Para além da autarquia aveirense apoiar a “preservação dos azulejos no local de origem” e, quando isso não é possível, através do agora criado Banco do Azulejo, Capão Filipe revelou ainda a intenção do executivo municipal avançar, “no futuro, com um local de exposição de azulejos”, que poderá mesmo ser “uma área museológica da cerâmica artística e da azulejaria”, tanto mais que “não temos falta de espólio, o que nos falta é um local para expor”.

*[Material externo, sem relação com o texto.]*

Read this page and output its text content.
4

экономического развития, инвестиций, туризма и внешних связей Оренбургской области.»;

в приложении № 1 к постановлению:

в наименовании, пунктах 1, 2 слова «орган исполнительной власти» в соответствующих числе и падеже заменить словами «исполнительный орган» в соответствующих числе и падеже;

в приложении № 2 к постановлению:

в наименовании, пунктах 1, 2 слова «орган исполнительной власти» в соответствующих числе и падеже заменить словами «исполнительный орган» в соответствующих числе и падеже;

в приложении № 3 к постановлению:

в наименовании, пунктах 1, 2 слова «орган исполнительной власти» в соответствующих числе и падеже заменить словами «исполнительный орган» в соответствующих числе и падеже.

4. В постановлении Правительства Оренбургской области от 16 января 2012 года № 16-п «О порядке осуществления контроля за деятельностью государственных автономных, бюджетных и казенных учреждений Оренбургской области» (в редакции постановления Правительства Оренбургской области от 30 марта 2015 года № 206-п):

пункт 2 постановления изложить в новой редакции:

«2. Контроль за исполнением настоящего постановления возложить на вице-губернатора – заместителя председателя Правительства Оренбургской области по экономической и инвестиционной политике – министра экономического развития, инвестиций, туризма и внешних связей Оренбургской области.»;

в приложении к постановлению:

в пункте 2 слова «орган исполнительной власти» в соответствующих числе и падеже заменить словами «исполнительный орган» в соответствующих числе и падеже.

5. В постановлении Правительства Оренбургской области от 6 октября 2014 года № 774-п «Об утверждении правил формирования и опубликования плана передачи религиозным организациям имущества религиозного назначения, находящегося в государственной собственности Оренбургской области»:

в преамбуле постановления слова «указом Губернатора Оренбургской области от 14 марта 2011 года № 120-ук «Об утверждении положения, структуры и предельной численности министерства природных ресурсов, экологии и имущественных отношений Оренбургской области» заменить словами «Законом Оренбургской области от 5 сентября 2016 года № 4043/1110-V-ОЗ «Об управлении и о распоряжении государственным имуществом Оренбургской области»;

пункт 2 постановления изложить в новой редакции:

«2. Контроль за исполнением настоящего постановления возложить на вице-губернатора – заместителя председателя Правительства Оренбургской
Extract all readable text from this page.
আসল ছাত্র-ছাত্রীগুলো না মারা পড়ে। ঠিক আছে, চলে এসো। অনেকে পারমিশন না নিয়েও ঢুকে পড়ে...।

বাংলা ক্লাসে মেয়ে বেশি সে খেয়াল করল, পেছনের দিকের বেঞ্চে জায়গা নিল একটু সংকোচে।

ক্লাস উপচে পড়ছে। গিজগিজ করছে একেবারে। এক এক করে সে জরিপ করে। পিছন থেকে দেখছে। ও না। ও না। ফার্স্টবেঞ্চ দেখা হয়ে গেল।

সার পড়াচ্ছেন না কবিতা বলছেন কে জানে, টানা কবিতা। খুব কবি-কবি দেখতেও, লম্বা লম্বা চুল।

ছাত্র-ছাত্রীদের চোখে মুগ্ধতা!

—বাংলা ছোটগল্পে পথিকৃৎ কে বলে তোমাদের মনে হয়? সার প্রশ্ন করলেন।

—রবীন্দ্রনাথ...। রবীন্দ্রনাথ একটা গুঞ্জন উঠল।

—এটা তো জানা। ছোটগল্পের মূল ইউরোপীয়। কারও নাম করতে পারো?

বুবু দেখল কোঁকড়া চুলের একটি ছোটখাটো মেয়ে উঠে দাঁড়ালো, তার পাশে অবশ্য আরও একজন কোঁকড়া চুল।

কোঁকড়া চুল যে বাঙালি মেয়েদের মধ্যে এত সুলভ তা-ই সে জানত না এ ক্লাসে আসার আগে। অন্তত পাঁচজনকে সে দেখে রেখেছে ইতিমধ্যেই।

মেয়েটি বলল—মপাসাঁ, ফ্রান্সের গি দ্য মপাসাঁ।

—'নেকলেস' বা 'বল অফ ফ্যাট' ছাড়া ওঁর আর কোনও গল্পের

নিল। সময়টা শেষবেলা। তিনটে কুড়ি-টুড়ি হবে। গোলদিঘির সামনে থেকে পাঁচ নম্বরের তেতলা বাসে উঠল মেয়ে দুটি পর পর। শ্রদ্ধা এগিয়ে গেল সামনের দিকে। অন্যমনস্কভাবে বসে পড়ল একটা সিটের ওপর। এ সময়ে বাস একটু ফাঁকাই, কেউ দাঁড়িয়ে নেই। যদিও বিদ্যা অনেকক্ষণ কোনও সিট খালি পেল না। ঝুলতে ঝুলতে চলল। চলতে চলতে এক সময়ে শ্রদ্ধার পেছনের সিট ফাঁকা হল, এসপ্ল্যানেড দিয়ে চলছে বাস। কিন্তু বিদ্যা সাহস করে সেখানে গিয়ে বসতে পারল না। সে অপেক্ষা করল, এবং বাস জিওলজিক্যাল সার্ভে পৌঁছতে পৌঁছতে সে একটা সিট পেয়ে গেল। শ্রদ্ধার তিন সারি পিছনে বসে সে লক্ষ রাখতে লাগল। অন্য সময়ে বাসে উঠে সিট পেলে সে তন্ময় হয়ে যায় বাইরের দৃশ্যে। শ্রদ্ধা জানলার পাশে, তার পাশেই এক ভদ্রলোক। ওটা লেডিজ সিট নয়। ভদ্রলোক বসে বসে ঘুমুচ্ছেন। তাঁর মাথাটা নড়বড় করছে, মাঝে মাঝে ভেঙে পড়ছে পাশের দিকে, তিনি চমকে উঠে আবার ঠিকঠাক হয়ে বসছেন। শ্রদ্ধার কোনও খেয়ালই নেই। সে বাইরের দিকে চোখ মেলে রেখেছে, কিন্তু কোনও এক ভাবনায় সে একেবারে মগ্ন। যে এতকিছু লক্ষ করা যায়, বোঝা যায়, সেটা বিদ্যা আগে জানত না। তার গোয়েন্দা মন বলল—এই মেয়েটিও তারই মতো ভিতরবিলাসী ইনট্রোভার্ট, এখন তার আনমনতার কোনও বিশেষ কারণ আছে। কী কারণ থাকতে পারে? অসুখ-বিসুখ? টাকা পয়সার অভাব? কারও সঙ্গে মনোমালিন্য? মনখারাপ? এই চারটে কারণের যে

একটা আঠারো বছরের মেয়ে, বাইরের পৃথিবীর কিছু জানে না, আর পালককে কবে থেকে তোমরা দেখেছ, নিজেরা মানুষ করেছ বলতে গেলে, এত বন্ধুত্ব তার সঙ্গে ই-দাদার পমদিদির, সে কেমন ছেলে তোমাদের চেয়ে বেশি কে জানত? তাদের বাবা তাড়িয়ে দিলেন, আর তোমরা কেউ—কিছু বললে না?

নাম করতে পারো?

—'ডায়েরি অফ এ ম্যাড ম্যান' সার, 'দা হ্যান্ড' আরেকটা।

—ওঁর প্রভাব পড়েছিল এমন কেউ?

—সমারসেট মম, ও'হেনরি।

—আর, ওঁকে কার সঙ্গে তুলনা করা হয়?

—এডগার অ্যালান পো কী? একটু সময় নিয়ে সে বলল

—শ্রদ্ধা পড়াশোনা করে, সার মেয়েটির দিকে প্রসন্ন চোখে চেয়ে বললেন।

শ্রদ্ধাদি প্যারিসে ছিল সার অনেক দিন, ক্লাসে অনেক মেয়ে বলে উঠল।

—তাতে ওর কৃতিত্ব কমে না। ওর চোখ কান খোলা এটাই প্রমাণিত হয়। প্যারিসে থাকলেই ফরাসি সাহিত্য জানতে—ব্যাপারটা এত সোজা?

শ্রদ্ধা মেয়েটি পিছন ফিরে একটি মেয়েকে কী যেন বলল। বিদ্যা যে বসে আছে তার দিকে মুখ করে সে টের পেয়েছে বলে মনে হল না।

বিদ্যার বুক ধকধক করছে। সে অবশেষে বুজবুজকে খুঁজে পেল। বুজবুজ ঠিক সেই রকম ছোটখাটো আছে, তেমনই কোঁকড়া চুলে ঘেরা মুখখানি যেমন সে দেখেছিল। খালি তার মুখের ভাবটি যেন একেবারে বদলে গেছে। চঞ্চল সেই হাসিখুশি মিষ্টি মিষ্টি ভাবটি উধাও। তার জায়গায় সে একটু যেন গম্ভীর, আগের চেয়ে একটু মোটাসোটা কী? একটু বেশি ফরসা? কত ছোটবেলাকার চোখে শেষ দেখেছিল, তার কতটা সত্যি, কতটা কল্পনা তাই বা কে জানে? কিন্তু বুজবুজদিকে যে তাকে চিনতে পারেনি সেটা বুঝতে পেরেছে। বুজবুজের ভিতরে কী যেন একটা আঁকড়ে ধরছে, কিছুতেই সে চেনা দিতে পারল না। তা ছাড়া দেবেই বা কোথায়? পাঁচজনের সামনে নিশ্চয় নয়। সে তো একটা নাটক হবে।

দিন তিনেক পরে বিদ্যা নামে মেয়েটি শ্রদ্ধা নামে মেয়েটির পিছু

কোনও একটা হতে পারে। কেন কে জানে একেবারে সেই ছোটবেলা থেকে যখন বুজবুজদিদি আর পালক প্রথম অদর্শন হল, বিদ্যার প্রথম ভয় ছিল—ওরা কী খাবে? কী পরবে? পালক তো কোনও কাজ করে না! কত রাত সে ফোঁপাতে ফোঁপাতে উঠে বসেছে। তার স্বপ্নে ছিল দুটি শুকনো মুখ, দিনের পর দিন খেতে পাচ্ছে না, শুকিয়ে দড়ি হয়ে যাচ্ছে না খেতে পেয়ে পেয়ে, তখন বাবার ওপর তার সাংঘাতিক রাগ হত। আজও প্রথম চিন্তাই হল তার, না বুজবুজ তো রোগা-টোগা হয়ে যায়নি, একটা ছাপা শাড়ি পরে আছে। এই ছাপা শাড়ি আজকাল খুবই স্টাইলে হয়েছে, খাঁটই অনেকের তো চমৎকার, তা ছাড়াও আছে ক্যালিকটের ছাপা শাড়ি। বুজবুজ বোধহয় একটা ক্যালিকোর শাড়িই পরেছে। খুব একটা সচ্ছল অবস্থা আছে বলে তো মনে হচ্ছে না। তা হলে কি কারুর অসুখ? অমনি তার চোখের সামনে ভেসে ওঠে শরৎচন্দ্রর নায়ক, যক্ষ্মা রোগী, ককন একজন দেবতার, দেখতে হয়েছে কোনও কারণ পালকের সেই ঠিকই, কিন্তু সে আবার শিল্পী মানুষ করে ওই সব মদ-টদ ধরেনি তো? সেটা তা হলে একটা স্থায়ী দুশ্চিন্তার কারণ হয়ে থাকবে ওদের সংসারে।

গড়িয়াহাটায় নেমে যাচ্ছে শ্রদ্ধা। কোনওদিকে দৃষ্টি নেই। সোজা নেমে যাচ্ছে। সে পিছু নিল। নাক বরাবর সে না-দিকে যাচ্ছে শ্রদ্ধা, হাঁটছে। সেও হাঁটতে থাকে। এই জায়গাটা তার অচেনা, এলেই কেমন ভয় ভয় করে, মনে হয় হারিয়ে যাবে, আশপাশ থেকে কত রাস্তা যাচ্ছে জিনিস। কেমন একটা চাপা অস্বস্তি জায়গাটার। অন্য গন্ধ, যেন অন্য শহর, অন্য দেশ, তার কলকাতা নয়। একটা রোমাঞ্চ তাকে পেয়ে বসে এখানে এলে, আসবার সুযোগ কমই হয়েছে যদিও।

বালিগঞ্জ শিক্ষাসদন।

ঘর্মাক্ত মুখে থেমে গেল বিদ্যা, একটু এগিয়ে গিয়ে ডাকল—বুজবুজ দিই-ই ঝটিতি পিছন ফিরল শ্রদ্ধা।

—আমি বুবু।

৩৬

O “Banco do Azulejo – Plano Municipal de Preservação e Valorização do Azulejo Aveirense” é uma parceria entre a Câmara Municipal de Aveiro, a Associação de Artesãos “A Barrica” e o CEARTE – Centro de Formação Profissional do Artesanato, que tem por objectivos gerais “reconhecer a importância da preservação da azulejaria de fachada em Aveiro e estimular a salvaguarda e preservação do património azulejar do concelho de Aveiro”.
Como no concelho de Aveiro, com destaque para os bairros mais antigos e tradicionais da beira-mar situados na freguesia da Vera Cruz, existe uma imensa variedade de padrões de azulejos que revestem centenas de fachadas (setenta das quais já estão devidamente inventariadas), o Banco do Azulejo irá promover o contacto entre a autarquia e os proprietários, incentivando-os a preservarem esse património. Para isso, o Banco do Azulejo irá fazer o diagnóstico de necessidades específicas de cada casa e, sempre que isso se justifique, activar a “fase SOS”, ou seja, selar as lacunas, de modo a evitar que caiam mais azulejos e que outros sejam roubados. Após isso, e de acordo com a vontade do respectivo proprietário, o Banco do Azulejo poderá tomar uma das seguintes medidas de apoio: cedência de originais existentes na “reserva municipal”, que neste momento integra mais de cinco mil exemplares, ou encaminhar o proprietário para efectuar intervenções mais profundas na casa, ao mesmo tempo que o apoio na aquisição de “cópias”, as quais serão feitas por artesãos da Barrica, devidamente credenciados para o efeito, após formação específica ministrada pelo CEARTE.